RSV is a common, seasonal respiratory virus that can be serious, especially for infants and older adults. It is the most common cause of bronchiolitis and pneumonia in children younger than 1 year of age in the United States. According to the CDC, RSV leads to 2.1 million outpatient hospital visits per year among children younger than 5 years old and 58,000-80,000 hospitalizations among that age group. Additionally, RSV leads to between 60,000-160,000 hospitalizations each year among adults 65 years and older.
“Both young children and older adults are at high risk for severe RSV infection, which includes symptoms similar to the flu, COVID-19, and the common cold, but has a distinct plan for managing care,” says David Tsay, MD, PhD, chief medical officer for Cue Health. “This makes early detection of the virus even more important to lower the risk of a severe infection, especially among high-risk populations.”
The Cue RSV Molecular Test Cartridge uses a lower nasal swab and is compatible with the Cue Reader, which communicates test results digitally via Bluetooth to a mobile device in approximately 25 minutes.
“With our submission to the FDA, we are one key step closer to providing a user-friendly, advanced molecular RSV test that has the potential to be a landmark new tool to manage the threat of RSV, which is the leading cause of hospitalization of young children and a significant risk to the elderly,” Ayub Khattak, chairman and CEO of Cue Health.
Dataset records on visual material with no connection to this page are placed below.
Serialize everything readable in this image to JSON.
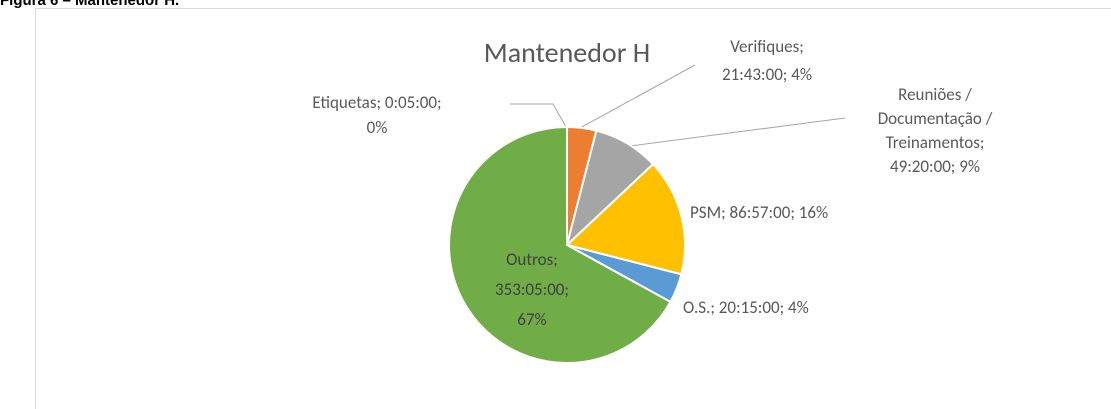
{
  "caption": "Figura 6 – Mantenedor H.",
  "chart_data": {
    "type": "pie",
    "title": "Mantenedor H",
    "values": [
      0,
      4,
      9,
      16,
      4,
      67
    ],
    "value_labels": [
      [
        "Etiquetas; 0:05:00;",
        "0%"
      ],
      [
        "Verifiques;",
        "21:43:00; 4%"
      ],
      [
        "Reuniões /",
        "Documentação /",
        "Treinamentos;",
        "49:20:00; 9%"
      ],
      [
        "PSM; 86:57:00; 16%"
      ],
      [
        "O.S.; 20:15:00; 4%"
      ],
      [
        "Outros;",
        "353:05:00;",
        "67%"
      ]
    ],
    "colors": [
      "#5B9BD5",
      "#ED7D31",
      "#A5A5A5",
      "#FFC000",
      "#5B9BD5",
      "#70AD47"
    ]
  }
}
In early May, the FDA approved the first RSV vaccine for individuals 60 years of age and older and three other RSV vaccines for older adults are in the final phases of testing. Additionally, earlier this year, the FDA granted Fast Track designation for an RSV treatment to accelerate its development and review.
Cue says it has an installed base of more than a quarter million Cue Readers and continues to make progress to advance a wide range of future diagnostic tests and related services that are compatible with this system. Cue’s COVID-19 test was the first FDA-authorized molecular diagnostic test for at-home and over-the-counter use without a prescription, which is currently under De Novo review with the FDA.
Earlier this year, Cue received Emergency Use Authorization (EUA) from the FDA for its molecular mpox (monkeypox) test. The company has submitted an application to the FDA for an EUA for its Cue Flu + COVID-19 Molecular Test. Cue’s standalone molecular Flu test is also under De Novo review with the FDA for full clearance.